Poundstone pursues a sequence of increasingly tenuous connections
among moneymaking schemes and scams, some blatantly illegal and some
with reputed mob connections, ranging all the way back in time to
wire services that predated Alexander Graham Bell, and into the
current political world of Rudy Giuliani. The reader can only wonder
how much is fact, how much is literary license and how much is
sensationalism. Marketing copy included on the book's dust jacket,
characterizing Kelly as "gun-toting" and Shannon as
"neurotic," falls squarely into the category of sensationalism.
In later sections of the book, the patient reader will find some
interesting graphs and an overview of a now long-standing academic
and philosophical debate about the relevance and appropriateness of
the Kelly criterion. Most people with academic training in physics,
mathematics, operations research, computer science or engineering
view the Kelly criterion as a useful quantitative guideline for
investing, to be used along with others. They also view most large
institutional money managers and economists as too risk-averse; the
latter folks view the former as too risk-prone. Some extremely
risk-averse business-school professors espouse a doctrine called the
efficient-market hypothesis. Whenever some money manager achieves
significantly above-average returns, adherents of that hypothesis
strive to explain away the accomplishment: Perhaps the manager is a
lucky survivor of an unrepeatable strategy that took very big risks
on a few very large bets; perhaps he or she depended heavily on
inside knowledge or engaged in illegal activity.

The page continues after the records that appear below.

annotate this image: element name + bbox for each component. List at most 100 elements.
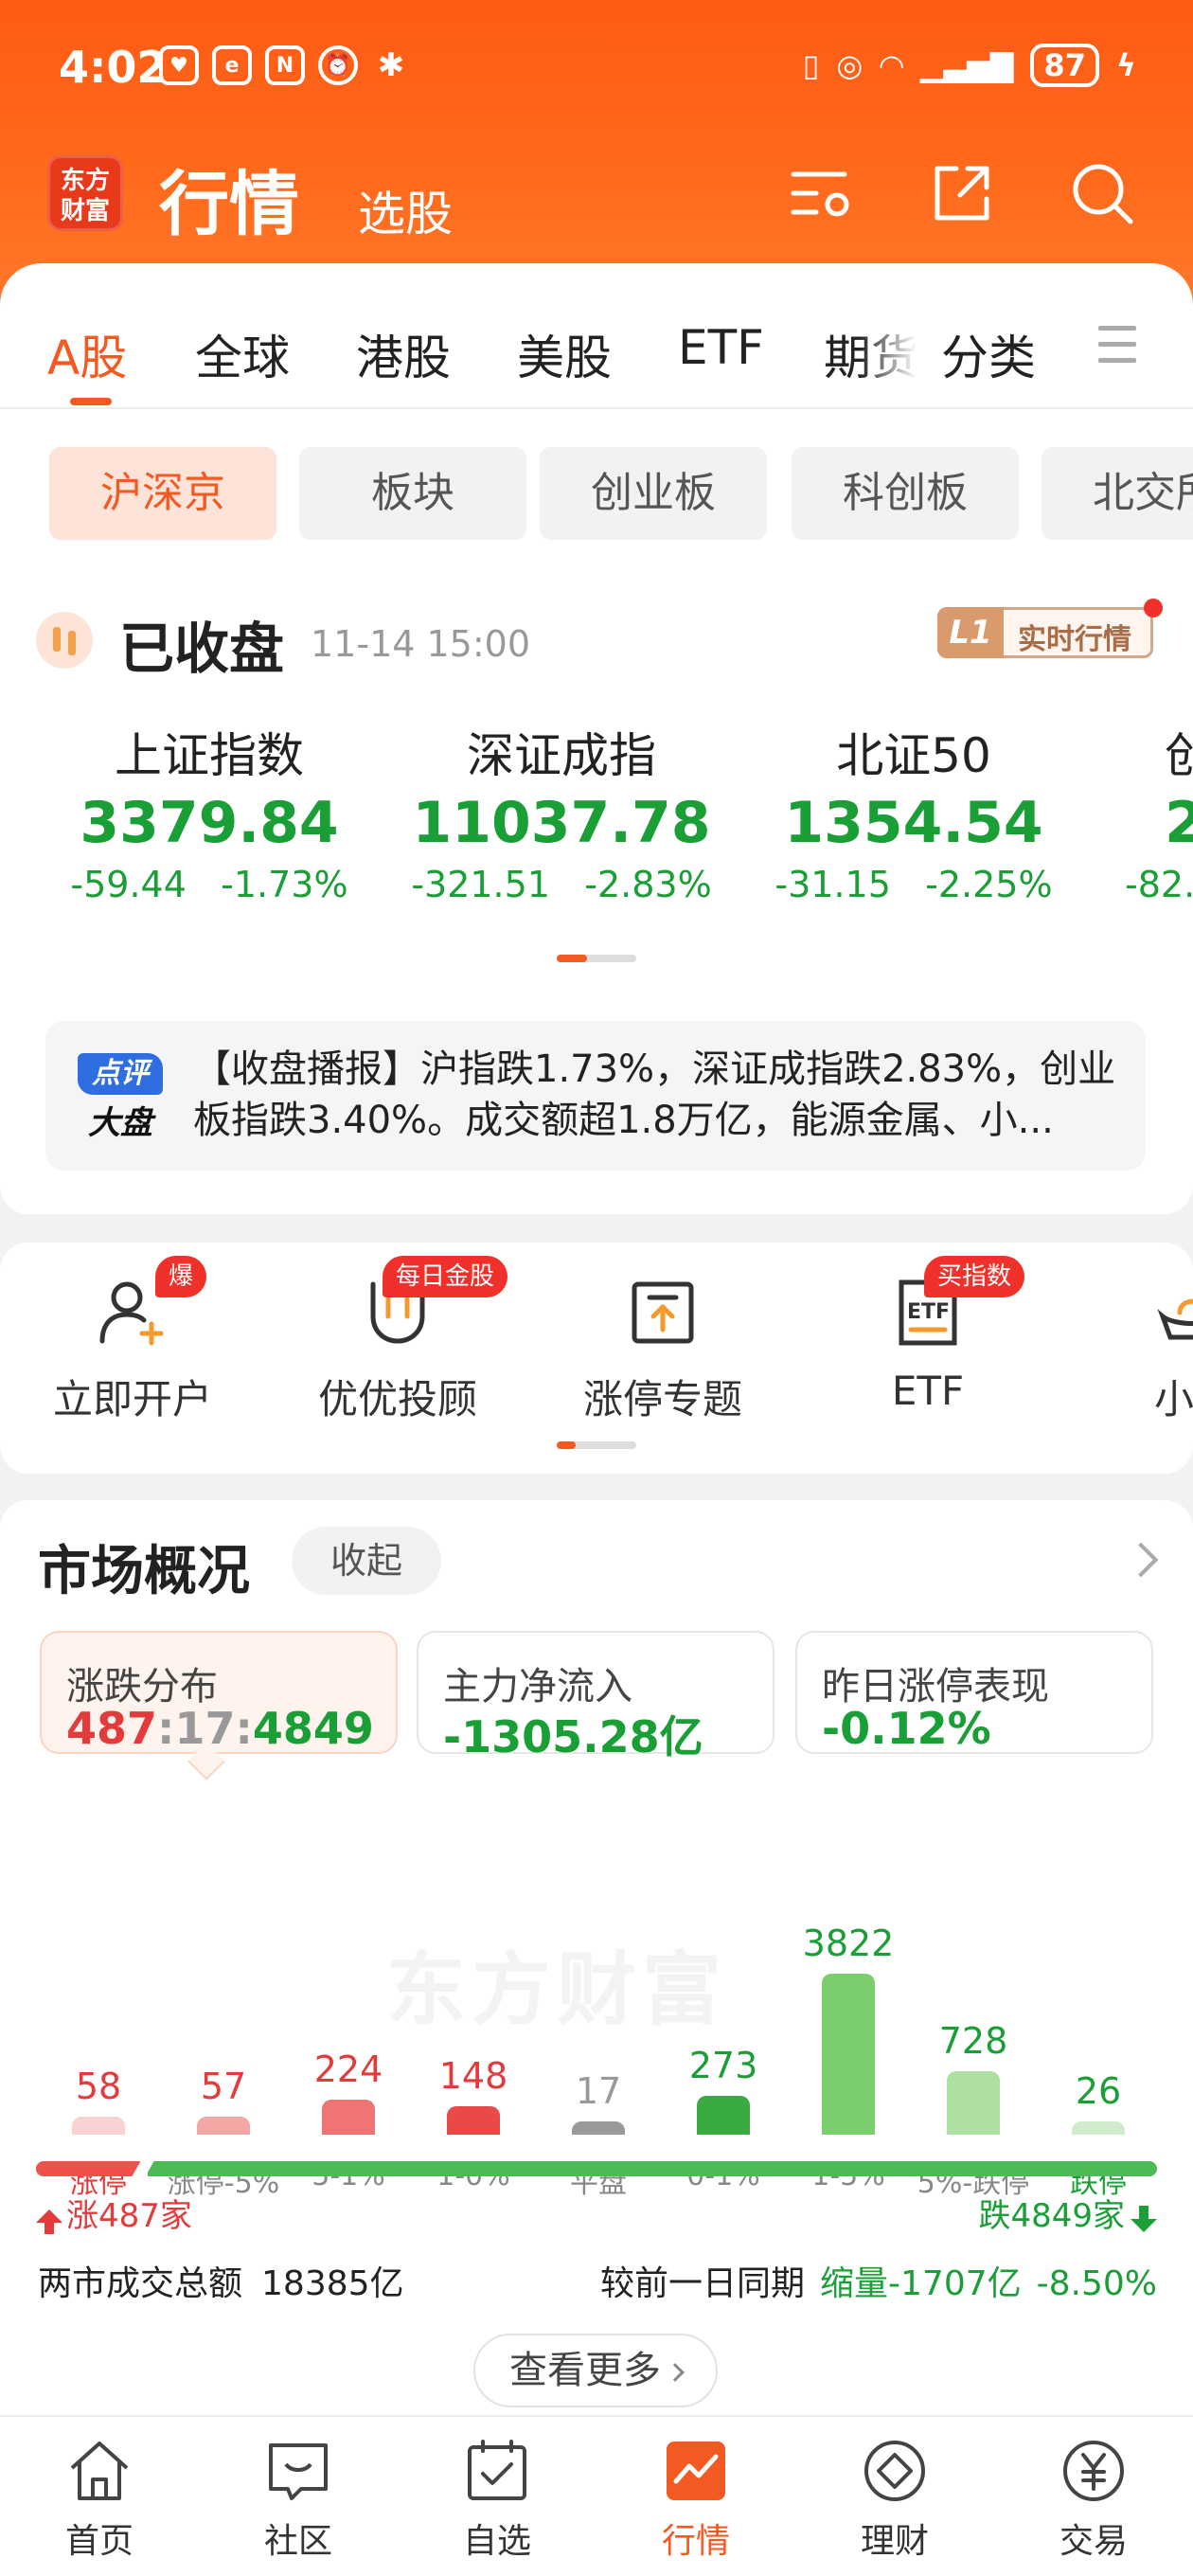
index-name: 创 xyxy=(1165,728,1193,783)
service-more[interactable]: 小... xyxy=(1079,1275,1193,1425)
index-card-gem[interactable]: 创 2 -82. xyxy=(1125,718,1193,905)
nav-trade[interactable]: 交易 xyxy=(1013,2436,1174,2563)
index-value: 1354.54 xyxy=(784,790,1043,856)
bar xyxy=(1072,2121,1125,2135)
view-more-button[interactable]: 查看更多 xyxy=(473,2334,718,2407)
app-logo[interactable]: 东方 财富 xyxy=(47,155,123,231)
index-change: -321.51 -2.83% xyxy=(411,864,712,905)
notification-icons: ♥ e N ⏰ ✱ xyxy=(159,45,411,85)
chip-star[interactable]: 科创板 xyxy=(792,447,1019,540)
tab-us[interactable]: 美股 xyxy=(517,320,612,388)
upload-box-icon xyxy=(625,1275,701,1351)
index-name: 深证成指 xyxy=(467,728,656,783)
chat-icon xyxy=(263,2436,333,2506)
share-icon[interactable] xyxy=(928,159,996,227)
tab-category[interactable]: 分类 xyxy=(941,320,1036,388)
down-count: 跌4849家 xyxy=(978,2190,1157,2236)
stat-main-net-inflow[interactable]: 主力净流入 -1305.28亿 xyxy=(417,1631,775,1762)
index-change: -82. xyxy=(1125,864,1193,905)
search-icon[interactable] xyxy=(1068,159,1136,227)
bar xyxy=(72,2117,125,2135)
market-tabs: A股 全球 港股 美股 ETF 期货 分类 xyxy=(0,320,1193,405)
turnover: 两市成交总额 18385亿 xyxy=(38,2264,404,2303)
distribution-bar-chart: 58涨停57涨停-5%2245-1%1481-0%17平盘2730-1%3822… xyxy=(0,1784,1193,2201)
trend-chart-icon xyxy=(661,2436,731,2506)
market-overview-title: 市场概况 xyxy=(38,1541,250,1602)
bar xyxy=(697,2096,750,2135)
bar xyxy=(572,2121,625,2135)
collapse-button[interactable]: 收起 xyxy=(292,1527,441,1595)
bar-value-label: 273 xyxy=(688,2045,758,2086)
index-card-szse[interactable]: 深证成指 11037.78 -321.51 -2.83% xyxy=(386,718,737,905)
service-open-account[interactable]: 立即开户 xyxy=(19,1275,246,1425)
top-bar: 东方 财富 行情 选股 xyxy=(0,142,1193,256)
up-count: 涨487家 xyxy=(36,2190,192,2236)
bar xyxy=(322,2100,375,2135)
bar-value-label: 728 xyxy=(938,2020,1008,2062)
hotspot-icon: ◎ xyxy=(836,47,864,83)
chevron-right-icon xyxy=(666,2363,685,2382)
tab-fade xyxy=(860,301,917,405)
diamond-circle-icon xyxy=(860,2436,930,2506)
home-icon xyxy=(64,2436,134,2506)
tab-global[interactable]: 全球 xyxy=(195,320,290,388)
index-value: 11037.78 xyxy=(412,790,711,856)
browser-notification-icon: e xyxy=(212,45,252,85)
bar-value-label: 3822 xyxy=(802,1923,895,1964)
chip-shanghai-shenzhen-beijing[interactable]: 沪深京 xyxy=(49,447,276,540)
tab-hk[interactable]: 港股 xyxy=(356,320,451,388)
stat-up-down-distribution[interactable]: 涨跌分布 487:17:4849 xyxy=(40,1631,398,1754)
arrow-up-icon xyxy=(36,2209,62,2234)
bar xyxy=(447,2106,500,2135)
bar xyxy=(822,1974,875,2135)
alarm-icon: ⏰ xyxy=(318,45,358,85)
tab-a-shares[interactable]: A股 xyxy=(47,320,127,388)
calendar-check-icon xyxy=(462,2436,532,2506)
nfc-icon: N xyxy=(265,45,305,85)
l1-label: L1 xyxy=(937,607,1004,658)
charging-icon: ϟ xyxy=(1115,47,1136,83)
index-card-sse[interactable]: 上证指数 3379.84 -59.44 -1.73% xyxy=(34,718,384,905)
app-notification-icon: ♥ xyxy=(159,45,199,85)
news-text: 【收盘播报】沪指跌1.73%，深证成指跌2.83%，创业板指跌3.40%。成交额… xyxy=(193,1047,1116,1142)
index-card-bse50[interactable]: 北证50 1354.54 -31.15 -2.25% xyxy=(739,718,1089,905)
nav-community[interactable]: 社区 xyxy=(218,2436,379,2563)
bar-value-label: 148 xyxy=(438,2055,508,2097)
nav-watchlist[interactable]: 自选 xyxy=(417,2436,578,2563)
index-scroll-indicator xyxy=(557,955,636,962)
yuan-circle-icon xyxy=(1059,2436,1129,2506)
market-chips: 沪深京 板块 创业板 科创板 北交所 xyxy=(49,447,1193,540)
list-settings-icon[interactable] xyxy=(788,159,856,227)
active-tab-indicator xyxy=(70,398,112,405)
notification-dot xyxy=(1144,599,1163,617)
status-time: 4:02 xyxy=(59,42,168,93)
market-card: A股 全球 港股 美股 ETF 期货 分类 沪深京 板块 创业板 科创板 北交所… xyxy=(0,263,1193,1214)
up-down-ratio-bar xyxy=(36,2157,1157,2180)
chevron-right-icon[interactable] xyxy=(1123,1542,1159,1578)
market-close-time: 11-14 15:00 xyxy=(311,623,531,665)
chip-bse[interactable]: 北交所 xyxy=(1042,447,1193,540)
bluetooth-icon: ✱ xyxy=(377,46,405,84)
bottom-navigation: 首页 社区 自选 行情 理财 交易 xyxy=(0,2415,1193,2576)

No one who has made a legitimate fortune in the markets believes the
efficient-market hypothesis. And conversely, no one who believes the
efficient-market hypothesis has ever made a large fortune investing
in the financial markets, unless she began with a moderately large
fortune. Of the stories presented in Fortune's Formula, the
case of Ed Thorp presents the greatest challenge to the
efficient-market hypothesis. Poundstone devotes only a single
paragraph to the even stronger cases of Ken Griffin, D. E. Shaw and
Jim Simons, presumably because financial wizards as successful as
these have always been unwilling to discuss their formulas in public.
General readers seeking a broad overview of certain aspects of the
field of financial mathematics and its practitioners will find the
latter portions of Poundstone's book the most informative. Readers
who enjoy a gossipy approach to business history will find the
earlier portions more to their liking. Any experienced,
quantitatively oriented investor will, without reading Poundstone's
book, already know that she needs to estimate the likely
distributions of returns of the various investments she is
considering. This is quite difficult, because for some promising
investments, historical data are very limited, and for others, there
are good reasons to question whether the historical patterns are
likely to persist into the future. So in practice, the allocation
problem that Kelly's formula addresses is only one of the two main
parts of the investor's puzzle. Poundstone recognizes this
implicitly, but some readers would benefit from a more explicit
statement of the dichotomy.
In my experience, abstract financial mathematics is the only truly
significant commonality between the world of finance and the world
of racetracks and casinos. Poundstone has been lured by Kelly's
colorful terminology into seriously overemphasizing the relevance
and importance of whatever other relationships might exist.
Portrayal of the seamy side of business is a genre that runs at
least as far back as the novels of Charles Dickens. Readers who are
looking for something in that vein as well as a light introduction
to financial mathematics will find things to relish in Poundstone's book.